Но фортуна отвернулась от киевлян. В марте Иоанн Куркуас пересёк Балканы по неохраняемым горным перевалам и, соединившись с армией евнуха Петра, обложил Преславу. В ней засели Свенельд, Калокир и, естественно, царь Борис. Воеводе удалось снарядить человека к князю. Святослав готов был броситься на выручку, но внезапно появившийся на Дунае Варда Склер осадит Переяславец. Византийский магистр к этому времени полностью закончил разгром бунтовавшего Варды Фоки: обложил замок Тиройон и заставил тёзку сдаться; Варду Фоку постригли в монахи и сослали со всей семьёй на далёкий Хиос. Склер же по приказу Цимисхия, во главе большой армии, на ладьях вошёл в устье Дуная (чем отрезал отступление русским) и нанёс удар по Переяславцу. Перепуганный Святослав бросил город, откатился на юго-запад и укрылся за стенами Доростола.
Как-то вечером Калокир отправился к Марии. Их роман, несмотря на осадное положение Великой Преславы, продолжался, не затухая. Воевода Свенельд, возвратившийся в город прошлой осенью, захотел было вновь наладить отношения с кормилицей, предложив патрикию очерёдность посещения сладкой женщины. Но кормилица воспротивилась. Ей никто был не люб отныне, кроме Калокира. Что ж, Свенельд смолчал, но в душе затаил обиду и на грека тоже. Впрочем, вскоре воевода утешился, затащив на ложе пленную фракийку.
Калокир запер дверь и обжёг страстным поцелуем губы Марии. Та ответила холоднее обычного.
— Что с тобой? — удивился патрикий, заглянув ей в глаза.
Женщина провела рукой по растрёпанным волосам, молча подошла к небольшому шкафчику и достала оттуда свёрнутый пергамент. Палец приложила к губам. Протянула свиток любимому.
Калокир, заинтересованный, развернул послание. Прочитал по-гречески:
«Милостивый государь! Обращается к Вам Иоанн Куркуас — с одобрения и по поручению василевса. Положение Великой Преславы ныне безнадёжно. Не сегодня-завтра мы предпримем штурм, и болгары сдадутся (а общественное мнение, по отчётам наших лазутчиков, не на стороне русского гарнизона). Варда Склер наступает с севера. Дело Святослава проиграно.
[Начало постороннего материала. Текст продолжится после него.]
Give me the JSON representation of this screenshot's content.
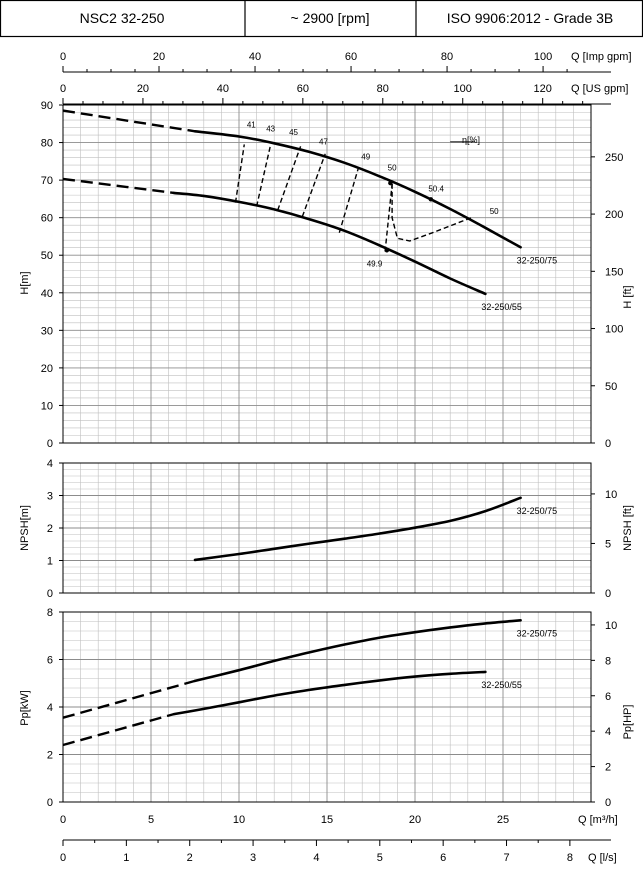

Иоанн Цимисхий — Вам не враг. Более того: Иоанн хочет мира с Вами. И протягивает руку дружбы.
Если пожелаете, присоединяйтесь к нам. Гарантирую личную неприкосновенность и высокое положение в нашей армии. Кроме этого Иоанн велел передать, что намерен после поражения русских сделать Болгарию частью Романии и готов назначить Вас в Преславу наместником. Это уникальное предложение. Что за участь ждёт Вас у князя? В лучшем случае прозябание в Киеве. В худшем — смерть. Но решайте сами. Если согласитесь, то Мария поможет Вам потайным ходом под землёй выбраться из города. Время есть до завтра. В случае отказа можете пенять на себя. Мы предприняли всё для Вас возможное.
С уверением в полнейшей искренности, Иоанн Куркуас, военный министр.
Года 6479 от Сотв. мира, месяца апреля, 9 дня».
Калокир сел на ложе. Посмотрел на Марию. Произнёс задумчиво:
— Значит, ты — связная ромеев? Я пригрел у себя на груди изменницу?
— Ну, во-первых, — сказала кормилица, — кто кого пригрел и на чьей груди — надо разобраться. Дело сложное. Во-вторых, от изменника слышу — или, я не знаю, ты русский, а не ромей?